SUPREME COURT OF THE STATE OF NEW YORK APPELLATE DIVISION SECOND JUDICIAL DEPARTMENT
October 20, 2009
LIGHTHOUSE 925 HEMPSTEAD, LLC, APPELLANT,
CITIBANK, N.A., ET AL., RESPONDENTS.
In an action, inter alia, to recover damages for trespass and nuisance, the plaintiff appeals from an order of the Supreme Court, Nassau County (Brandveen, J.), entered June 23, 2008, which granted the defendants' motion for summary judgment dismissing the complaint on the ground that it was barred by the principles of res judicata.
Published by New York State Law Reporting Bureau pursuant to Judiciary Law § 431.
This opinion is uncorrected and subject to revision before publication in the Official Reports.
MARK C. DILLON, J.P., THOMAS A. DICKERSON, PLUMMER E. LOTT and LEONARD B. AUSTIN, JJ.
(Index No. 16234/07)
DECISION & ORDER
ORDERED that the order is affirmed, with costs.
The defendant Citibank, N.A. (hereinafter Citibank), leased premises at 925 Hempstead Turnpike, Franklin Square, in Nassau County, from nonparty American Real Estate Holdings Limited Partnership. The defendant Citigroup, Inc. (hereinafter Citigroup), is the parent corporation of Citibank. The lease expired on August 31, 2004, and Citibank surrendered the premises. American Real Estate thereafter conveyed the premises to the plaintiff, Lighthouse 925 Hempstead, LLC (hereinafter Lighthouse). Lighthouse has since conveyed it to another entity.
On February 17, 2005, Lighthouse commenced an action against Citibank and Citigroup, alleging, among other things, that they had breached the lease by failing to remove a drive-thru ATM before surrendering the premises. The Supreme Court, New York County, granted the defendants' motion to dismiss that complaint on the merits in an order dated November 9, 2005.
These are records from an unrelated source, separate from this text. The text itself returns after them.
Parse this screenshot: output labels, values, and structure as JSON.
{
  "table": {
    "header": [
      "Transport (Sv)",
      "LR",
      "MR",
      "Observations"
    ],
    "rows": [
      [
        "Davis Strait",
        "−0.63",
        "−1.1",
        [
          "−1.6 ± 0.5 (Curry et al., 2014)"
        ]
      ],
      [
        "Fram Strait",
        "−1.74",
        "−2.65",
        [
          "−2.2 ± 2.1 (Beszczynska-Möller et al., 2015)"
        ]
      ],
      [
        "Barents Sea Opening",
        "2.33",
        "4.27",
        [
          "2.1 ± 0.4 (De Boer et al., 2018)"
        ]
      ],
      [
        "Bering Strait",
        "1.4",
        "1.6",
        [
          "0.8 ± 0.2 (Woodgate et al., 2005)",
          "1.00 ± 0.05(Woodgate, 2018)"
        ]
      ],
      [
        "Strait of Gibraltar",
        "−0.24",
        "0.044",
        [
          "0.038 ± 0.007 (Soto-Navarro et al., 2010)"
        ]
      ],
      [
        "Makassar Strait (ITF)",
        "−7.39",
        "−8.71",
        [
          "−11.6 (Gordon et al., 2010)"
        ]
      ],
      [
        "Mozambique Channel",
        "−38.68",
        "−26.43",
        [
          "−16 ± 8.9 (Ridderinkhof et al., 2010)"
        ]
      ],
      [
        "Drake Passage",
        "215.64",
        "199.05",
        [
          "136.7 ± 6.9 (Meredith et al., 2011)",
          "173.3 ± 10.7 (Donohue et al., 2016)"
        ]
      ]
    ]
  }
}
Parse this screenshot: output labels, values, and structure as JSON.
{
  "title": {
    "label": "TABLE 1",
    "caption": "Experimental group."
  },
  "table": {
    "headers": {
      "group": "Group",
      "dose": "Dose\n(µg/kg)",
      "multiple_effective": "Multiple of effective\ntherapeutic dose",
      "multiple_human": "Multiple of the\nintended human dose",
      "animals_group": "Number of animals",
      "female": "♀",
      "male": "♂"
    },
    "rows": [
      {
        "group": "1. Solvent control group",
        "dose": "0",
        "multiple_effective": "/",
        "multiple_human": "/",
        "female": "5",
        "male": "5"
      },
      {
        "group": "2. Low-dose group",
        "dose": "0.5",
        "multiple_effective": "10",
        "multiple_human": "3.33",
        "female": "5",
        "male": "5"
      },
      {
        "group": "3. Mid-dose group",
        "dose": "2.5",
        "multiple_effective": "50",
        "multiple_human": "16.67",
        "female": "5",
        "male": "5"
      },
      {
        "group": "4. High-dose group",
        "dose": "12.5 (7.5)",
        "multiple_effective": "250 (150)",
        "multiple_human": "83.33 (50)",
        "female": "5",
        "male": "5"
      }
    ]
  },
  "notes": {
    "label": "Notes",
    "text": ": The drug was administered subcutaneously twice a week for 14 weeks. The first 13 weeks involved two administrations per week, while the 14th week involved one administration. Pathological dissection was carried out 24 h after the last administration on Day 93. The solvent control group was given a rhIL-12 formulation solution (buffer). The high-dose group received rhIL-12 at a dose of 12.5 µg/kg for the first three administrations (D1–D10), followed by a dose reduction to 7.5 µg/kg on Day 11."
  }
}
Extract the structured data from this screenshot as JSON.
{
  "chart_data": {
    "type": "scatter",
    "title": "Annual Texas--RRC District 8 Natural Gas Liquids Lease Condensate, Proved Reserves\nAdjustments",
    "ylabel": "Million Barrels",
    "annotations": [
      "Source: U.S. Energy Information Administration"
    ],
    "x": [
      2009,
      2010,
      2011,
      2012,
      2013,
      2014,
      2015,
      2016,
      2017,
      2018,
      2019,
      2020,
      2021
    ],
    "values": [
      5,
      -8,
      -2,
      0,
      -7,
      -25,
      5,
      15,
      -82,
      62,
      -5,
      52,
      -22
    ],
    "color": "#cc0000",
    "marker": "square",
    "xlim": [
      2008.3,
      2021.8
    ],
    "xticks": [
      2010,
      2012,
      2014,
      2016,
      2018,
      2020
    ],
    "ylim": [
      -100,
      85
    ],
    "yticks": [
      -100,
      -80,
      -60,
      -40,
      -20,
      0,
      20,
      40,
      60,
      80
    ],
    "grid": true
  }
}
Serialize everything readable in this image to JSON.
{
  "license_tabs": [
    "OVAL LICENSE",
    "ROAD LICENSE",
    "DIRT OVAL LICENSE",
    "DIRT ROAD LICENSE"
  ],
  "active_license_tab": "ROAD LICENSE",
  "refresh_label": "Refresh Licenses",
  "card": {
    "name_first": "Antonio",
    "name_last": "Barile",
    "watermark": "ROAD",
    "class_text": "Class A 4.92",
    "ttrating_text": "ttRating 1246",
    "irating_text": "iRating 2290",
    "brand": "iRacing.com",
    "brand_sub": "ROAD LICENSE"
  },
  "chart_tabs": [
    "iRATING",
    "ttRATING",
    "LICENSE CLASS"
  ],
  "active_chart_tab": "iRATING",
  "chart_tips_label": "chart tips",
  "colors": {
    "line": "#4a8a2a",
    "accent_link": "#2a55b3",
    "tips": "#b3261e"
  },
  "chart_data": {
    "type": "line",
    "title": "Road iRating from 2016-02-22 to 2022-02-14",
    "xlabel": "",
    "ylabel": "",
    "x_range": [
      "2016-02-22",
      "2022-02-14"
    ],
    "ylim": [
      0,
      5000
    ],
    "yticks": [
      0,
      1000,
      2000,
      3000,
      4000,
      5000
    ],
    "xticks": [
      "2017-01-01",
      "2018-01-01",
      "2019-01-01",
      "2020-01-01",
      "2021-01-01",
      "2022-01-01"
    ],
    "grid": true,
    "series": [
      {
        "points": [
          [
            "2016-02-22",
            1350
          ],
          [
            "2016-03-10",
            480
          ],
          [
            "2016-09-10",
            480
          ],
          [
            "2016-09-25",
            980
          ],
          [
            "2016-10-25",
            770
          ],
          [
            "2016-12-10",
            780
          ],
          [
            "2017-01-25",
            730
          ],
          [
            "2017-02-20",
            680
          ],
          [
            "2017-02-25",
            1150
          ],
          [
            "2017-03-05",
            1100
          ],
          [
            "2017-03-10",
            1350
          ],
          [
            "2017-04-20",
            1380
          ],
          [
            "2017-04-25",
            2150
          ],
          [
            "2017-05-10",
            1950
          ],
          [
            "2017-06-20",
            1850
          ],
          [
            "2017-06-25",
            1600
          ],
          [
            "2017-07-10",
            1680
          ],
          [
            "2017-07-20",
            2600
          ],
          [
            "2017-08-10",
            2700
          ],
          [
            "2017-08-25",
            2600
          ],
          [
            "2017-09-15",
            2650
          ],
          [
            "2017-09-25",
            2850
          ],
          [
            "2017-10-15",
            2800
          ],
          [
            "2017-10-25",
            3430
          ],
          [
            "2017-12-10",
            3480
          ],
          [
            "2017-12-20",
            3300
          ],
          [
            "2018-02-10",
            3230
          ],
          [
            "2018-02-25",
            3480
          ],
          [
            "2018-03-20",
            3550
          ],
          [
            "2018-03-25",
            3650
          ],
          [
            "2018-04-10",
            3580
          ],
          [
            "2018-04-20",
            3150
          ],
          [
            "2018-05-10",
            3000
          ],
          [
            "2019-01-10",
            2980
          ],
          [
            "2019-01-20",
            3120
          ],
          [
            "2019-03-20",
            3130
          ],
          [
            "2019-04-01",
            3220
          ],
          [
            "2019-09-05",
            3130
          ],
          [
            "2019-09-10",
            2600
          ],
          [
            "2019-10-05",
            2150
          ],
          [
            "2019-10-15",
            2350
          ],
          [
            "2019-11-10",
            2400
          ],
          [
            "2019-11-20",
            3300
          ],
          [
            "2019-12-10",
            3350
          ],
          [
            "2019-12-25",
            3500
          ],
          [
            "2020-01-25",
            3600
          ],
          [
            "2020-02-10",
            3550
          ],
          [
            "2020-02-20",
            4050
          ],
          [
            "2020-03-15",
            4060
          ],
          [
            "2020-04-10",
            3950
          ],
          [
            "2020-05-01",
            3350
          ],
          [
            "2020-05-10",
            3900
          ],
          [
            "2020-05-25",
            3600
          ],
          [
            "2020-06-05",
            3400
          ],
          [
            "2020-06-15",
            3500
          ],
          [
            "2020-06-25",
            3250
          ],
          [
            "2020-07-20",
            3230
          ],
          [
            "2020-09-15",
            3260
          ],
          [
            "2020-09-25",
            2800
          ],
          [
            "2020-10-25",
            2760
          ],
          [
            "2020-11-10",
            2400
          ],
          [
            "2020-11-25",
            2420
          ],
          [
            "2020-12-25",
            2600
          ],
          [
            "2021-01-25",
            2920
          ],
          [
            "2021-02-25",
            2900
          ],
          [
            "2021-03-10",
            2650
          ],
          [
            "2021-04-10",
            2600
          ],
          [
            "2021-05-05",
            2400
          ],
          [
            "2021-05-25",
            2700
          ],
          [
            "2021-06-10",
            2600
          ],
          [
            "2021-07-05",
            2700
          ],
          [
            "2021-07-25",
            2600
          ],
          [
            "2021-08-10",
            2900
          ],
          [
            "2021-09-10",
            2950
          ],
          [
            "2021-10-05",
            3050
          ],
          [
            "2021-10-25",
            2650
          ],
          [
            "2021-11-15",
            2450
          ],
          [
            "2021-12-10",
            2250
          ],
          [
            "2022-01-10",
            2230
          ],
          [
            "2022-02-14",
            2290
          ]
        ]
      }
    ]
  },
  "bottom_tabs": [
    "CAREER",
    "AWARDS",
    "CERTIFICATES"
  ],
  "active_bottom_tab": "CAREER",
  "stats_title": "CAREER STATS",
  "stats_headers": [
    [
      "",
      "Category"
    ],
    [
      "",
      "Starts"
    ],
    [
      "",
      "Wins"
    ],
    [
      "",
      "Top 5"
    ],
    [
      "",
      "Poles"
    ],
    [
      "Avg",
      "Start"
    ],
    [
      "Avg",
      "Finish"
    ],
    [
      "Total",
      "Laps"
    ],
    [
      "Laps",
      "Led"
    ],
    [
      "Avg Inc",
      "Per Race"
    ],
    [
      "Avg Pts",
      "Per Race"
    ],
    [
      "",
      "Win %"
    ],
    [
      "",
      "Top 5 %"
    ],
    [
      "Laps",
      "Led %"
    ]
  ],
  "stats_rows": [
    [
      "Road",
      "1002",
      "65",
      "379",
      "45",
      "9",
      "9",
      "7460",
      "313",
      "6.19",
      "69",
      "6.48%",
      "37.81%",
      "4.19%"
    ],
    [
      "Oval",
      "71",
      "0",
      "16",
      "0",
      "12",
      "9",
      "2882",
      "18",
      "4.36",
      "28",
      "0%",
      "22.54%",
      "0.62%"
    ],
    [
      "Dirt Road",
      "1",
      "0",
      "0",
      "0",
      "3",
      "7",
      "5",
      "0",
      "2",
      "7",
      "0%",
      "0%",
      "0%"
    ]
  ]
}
Lighthouse commenced this action against Citibank and Citigroup on September 12, 2007, alleging, among other things, that the presence of the drive-thru ATM on the premises constituted a continuing trespass. The defendants moved for summary judgment dismissing the complaint on the ground that it was barred by the principles of res judicata. In an order entered June 23, 2008, the Supreme Court, Nassau County, granted the defendants' motion. Lighthouse appeals.
"Res judicata serves to bar future litigation between the same parties or those in privity with the parties of a cause of action arising out of the same transaction or series of transactions as a cause of action that was raised in a prior proceeding" (Winkler v Weiss, 294 AD2d 428, 429; see Matter of ADC Contr. & Constr., Inc. v Town of Southampton, 50 AD3d 1025, 1026). The fact that causes of action may be stated separately or invoke different legal theories will not permit relitigation of claims (see Matter of Hodes v Axelrod, 70 NY2d 364, 372; see also Matter of ADC Contr. & Constr., Inc. v Town of Southampton, 50 AD3d at 1025).
Here, both this action and the prior action arise from the same transaction, namely the defendants' alleged failure to remove a drive-thru ATM. The fact that Lighthouse now invokes the legal theory of trespass instead of breach of contract, which it argued in the prior action, will not permit it to relitigate the claim. Therefore, the Supreme Court properly granted the defendants' motion for summary judgment dismissing the complaint on the ground that it was barred by res judicata.
DILLON, J.P., DICKERSON, LOTT and AUSTIN, JJ., concur.